Nesse ponto, já me sentindo um idiota em geografia e tempo, eu apenas quis completar a leitura para saber onde a ficção, com óbia falta de cronômetro, iria parar. Foi um final se graça e motivador de todas as contra-histórias que foram lançadas no mercado editorial. O comentário que se encerraria aqui, tem um complemento.

Na essência, o livro argumenta que a Igreja, para defender seus interesses, manipulou a verdade sobre Cristo ao longo dos tempos. E que, nesta virada de Século, os Templários programaram trazer a sua própria verdade ao mundo cristão. Seria Dan Brown um representante do grupo dos que querem evidenciar tal verdade? Ou, antes de tudo, ele é "apenas" um competente e esperto autor da ficção?

Este é um momento delicado no mundo. O mercado de apostas nos candidatos ao cargo ferve em Londres. Países católicos reverenciam a memória de João Paulo II enquanto outros, de linhas religiosas diferentes, não dão ao fato tanta divulgação. Há uma boa polêmica levantada por um livro vitorioso enquanto outras várias publicações questionam a abordagem. 

Parece que eles se portam como porta-vozes da tese central d'O Código da Vinci: a verdade escamoteada! Sem dúvida, os cardeais começaram uma verdadeira articulação global para a indicação do novo Papa. Sim, porque não se pode esquecer que a Igreja tem interesses econômicos e políticos que transcendem a espiritualidade. Fala-se que o escolhido deverá ser de uma linha mais pragmática e conservadora, na defesa dos dogmas seculares da fé cristã. Seguirá a postura de João Paulo II?

Uma conclusão é clara: O Código da Vinci será uma excelente referência de leitura aos profissionais do Marketing Político.

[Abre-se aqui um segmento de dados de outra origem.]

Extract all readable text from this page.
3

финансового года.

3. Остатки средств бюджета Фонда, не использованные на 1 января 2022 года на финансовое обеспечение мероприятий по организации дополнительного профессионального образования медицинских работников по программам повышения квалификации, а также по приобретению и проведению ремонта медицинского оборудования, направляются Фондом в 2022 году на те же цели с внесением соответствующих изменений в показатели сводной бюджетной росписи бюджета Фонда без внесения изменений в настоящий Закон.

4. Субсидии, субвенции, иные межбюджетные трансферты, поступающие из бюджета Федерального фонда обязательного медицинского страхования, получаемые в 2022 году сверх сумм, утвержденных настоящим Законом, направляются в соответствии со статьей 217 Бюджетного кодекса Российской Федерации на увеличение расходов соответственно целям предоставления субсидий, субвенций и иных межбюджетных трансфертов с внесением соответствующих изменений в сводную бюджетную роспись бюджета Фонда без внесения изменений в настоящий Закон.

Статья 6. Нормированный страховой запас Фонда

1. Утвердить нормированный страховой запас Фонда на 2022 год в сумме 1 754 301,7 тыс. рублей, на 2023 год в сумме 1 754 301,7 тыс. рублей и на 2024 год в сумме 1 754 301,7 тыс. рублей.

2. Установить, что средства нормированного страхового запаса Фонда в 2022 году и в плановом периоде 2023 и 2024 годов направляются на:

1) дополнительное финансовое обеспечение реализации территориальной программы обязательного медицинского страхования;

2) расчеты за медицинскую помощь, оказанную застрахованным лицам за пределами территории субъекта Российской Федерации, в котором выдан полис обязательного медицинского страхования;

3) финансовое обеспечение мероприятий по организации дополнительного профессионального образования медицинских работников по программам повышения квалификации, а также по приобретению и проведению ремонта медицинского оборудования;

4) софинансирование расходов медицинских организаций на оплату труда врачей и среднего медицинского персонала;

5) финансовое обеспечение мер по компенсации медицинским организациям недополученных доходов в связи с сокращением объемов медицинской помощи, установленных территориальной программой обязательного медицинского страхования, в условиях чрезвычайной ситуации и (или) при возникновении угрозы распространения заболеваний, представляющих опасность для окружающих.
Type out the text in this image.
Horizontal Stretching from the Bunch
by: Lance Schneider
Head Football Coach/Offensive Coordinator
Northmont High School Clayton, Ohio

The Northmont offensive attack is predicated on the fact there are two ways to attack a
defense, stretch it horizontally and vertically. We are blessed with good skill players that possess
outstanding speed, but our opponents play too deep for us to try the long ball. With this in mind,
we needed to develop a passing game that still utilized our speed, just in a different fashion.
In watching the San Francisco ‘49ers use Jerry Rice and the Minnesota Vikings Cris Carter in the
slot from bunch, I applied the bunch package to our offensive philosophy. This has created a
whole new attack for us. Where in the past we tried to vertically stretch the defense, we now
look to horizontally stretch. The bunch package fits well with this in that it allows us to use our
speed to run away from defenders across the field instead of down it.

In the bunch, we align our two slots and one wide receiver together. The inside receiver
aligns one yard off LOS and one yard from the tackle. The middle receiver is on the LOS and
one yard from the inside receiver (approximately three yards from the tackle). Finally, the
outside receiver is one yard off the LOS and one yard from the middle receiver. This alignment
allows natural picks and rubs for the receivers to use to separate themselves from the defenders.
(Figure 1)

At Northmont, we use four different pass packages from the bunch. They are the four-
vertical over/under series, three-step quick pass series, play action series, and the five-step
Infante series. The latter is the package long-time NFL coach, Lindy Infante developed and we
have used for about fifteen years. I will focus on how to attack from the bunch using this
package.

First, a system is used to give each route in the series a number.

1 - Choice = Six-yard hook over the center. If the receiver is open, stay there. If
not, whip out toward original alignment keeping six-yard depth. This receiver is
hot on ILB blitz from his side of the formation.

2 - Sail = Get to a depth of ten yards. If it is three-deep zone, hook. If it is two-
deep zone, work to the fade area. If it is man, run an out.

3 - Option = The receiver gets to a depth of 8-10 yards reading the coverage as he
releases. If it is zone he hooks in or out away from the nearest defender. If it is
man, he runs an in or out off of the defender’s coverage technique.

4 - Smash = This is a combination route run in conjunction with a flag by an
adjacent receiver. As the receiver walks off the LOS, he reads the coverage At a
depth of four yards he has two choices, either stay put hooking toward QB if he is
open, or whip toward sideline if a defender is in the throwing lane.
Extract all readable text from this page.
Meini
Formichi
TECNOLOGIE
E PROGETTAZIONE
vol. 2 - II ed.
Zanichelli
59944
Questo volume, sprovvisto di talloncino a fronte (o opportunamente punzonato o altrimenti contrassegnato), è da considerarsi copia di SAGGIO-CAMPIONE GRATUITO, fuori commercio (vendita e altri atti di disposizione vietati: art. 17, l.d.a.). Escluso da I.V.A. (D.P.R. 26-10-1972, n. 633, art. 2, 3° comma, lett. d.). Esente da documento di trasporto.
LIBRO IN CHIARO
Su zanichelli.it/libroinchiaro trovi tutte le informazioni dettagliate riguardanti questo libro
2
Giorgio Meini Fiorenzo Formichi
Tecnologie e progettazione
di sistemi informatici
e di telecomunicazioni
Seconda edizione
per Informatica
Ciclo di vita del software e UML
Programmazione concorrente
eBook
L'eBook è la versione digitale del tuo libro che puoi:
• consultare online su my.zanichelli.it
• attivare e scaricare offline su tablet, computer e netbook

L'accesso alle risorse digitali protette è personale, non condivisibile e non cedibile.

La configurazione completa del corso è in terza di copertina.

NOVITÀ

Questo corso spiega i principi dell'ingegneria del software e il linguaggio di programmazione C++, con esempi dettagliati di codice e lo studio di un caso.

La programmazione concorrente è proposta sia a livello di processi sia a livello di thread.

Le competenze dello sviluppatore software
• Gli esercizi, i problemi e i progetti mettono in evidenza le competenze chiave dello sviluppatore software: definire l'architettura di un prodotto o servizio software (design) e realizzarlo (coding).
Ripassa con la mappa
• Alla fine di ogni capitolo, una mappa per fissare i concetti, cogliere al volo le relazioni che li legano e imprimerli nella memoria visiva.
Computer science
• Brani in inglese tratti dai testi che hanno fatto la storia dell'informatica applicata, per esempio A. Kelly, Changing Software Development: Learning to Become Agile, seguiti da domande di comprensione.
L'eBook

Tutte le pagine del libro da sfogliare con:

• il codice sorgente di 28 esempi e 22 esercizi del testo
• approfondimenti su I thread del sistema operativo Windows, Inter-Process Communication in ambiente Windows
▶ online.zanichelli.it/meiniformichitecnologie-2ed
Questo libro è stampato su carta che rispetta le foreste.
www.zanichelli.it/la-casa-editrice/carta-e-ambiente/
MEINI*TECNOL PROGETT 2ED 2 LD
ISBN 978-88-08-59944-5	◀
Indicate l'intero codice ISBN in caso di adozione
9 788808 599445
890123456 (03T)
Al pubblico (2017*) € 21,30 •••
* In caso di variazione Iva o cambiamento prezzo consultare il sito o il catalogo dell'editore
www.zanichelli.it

Por outro lado, a sociedade quer mudanças nas relações com a Igreja, as quais o Papa deverá administrar. E apesar de erros na trama policial do texto que em si é vencedor, alguém acredita que a tese do livro será usada para explorar os conflitos internos da Igreja Católica?

O risco é que muitos poderão lembrar de um antigo ditado popular: onde há fumaça há fogo. Que Deus ilumine o novo Sumo Pontífice!

OBS: O Papa Bento XVI foi eleito para suceder João Paulo II.